Pour l'ancienne ministre malienne, le droit de veto est d'autant plus "une entorse à la démocratie" que l'application des résolutions est loin de s'appliquer uniformément à tous les pays. Elle note, à ce propos, qu'un pays comme Israël comptabilise "des dizaines de résolutions qui ne sont jamais mises en application", et ce, en toute impunité. "Cependant quand il s’agit de petits Etats, notamment, africains qui font la sourde oreille pour une raison ou une autre, on leur rappelle, aussitôt, qu'ils n’ont pas respecté la résolution et qu'il s'agit, là, d'une faute et même d'un crime", a illustré l'auteure de "l'Afrique humiliée" (2008) et de "l'Afrique mutilée" (2012).

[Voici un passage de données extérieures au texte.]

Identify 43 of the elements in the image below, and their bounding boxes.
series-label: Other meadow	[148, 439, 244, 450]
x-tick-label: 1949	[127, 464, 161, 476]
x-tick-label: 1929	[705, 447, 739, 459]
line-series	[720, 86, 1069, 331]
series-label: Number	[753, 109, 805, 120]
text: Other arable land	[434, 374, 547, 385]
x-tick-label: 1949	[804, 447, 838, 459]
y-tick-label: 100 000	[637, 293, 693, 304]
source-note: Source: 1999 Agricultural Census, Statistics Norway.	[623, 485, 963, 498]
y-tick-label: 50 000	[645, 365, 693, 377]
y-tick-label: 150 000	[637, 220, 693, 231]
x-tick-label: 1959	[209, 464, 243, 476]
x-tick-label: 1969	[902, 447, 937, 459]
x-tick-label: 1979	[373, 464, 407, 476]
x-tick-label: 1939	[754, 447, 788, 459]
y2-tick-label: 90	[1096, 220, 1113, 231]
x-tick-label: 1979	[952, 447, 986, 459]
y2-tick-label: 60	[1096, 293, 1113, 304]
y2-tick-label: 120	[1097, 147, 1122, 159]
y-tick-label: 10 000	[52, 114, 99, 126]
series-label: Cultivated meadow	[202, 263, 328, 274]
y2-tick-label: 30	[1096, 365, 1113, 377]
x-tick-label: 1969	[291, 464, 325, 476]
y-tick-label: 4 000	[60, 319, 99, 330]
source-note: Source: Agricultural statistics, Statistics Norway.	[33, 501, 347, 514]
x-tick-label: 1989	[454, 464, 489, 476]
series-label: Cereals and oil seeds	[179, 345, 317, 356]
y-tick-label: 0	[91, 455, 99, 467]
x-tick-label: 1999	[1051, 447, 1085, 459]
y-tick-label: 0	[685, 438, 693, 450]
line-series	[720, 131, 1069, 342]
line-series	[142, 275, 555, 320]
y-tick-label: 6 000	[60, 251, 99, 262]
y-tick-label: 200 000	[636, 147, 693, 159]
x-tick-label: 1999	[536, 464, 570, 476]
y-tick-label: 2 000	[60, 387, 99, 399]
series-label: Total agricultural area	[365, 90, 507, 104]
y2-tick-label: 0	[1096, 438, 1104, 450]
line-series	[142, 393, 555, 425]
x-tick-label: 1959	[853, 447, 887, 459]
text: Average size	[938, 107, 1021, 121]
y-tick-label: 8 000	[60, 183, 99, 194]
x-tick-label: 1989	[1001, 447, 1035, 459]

"Plus jamais ça", ont déclaré les vainqueurs de la deuxième guerre mondiale, en 1945, en créant l’ONU. Il n’y a, visiblement, pas de guerre ouverte, face à face entre les cinq membres permanents du Conseil de Sécurité qui, en plus du droit de veto, disposent de l’arme nucléaire. Mais c’est « toujours ça » en Afrique, au Moyen-Orient, en Amérique latine pour le contrôle des ressources naturelles. Comble de l’injustice, ce sont précisément des participants de ces régions au FSM 2016 qui se sont vus refuser le visa d’entrée au Canada", relevait l'ancienne ministre malienne dans une récente lettre adressée à Jean-Louis Roy, historien et diplomate canadien, un "ami" qui l'a soutenue au moment où son pays lui refusait le visa d'entrée pour participer au Forum social mondial (FSM) tenu du 9 au 14 août.
"J’ai peut-être eu tort de déclarer que le FSM de Montréal allait être l’un des temps forts du plaidoyer pour l’ONU des peuples que j’ai entrepris en annonçant ma candidature symbolique au poste de secrétaire général des Nations unies", a-t-elle écrit dans cette lettre dont Anadolu a eu copie.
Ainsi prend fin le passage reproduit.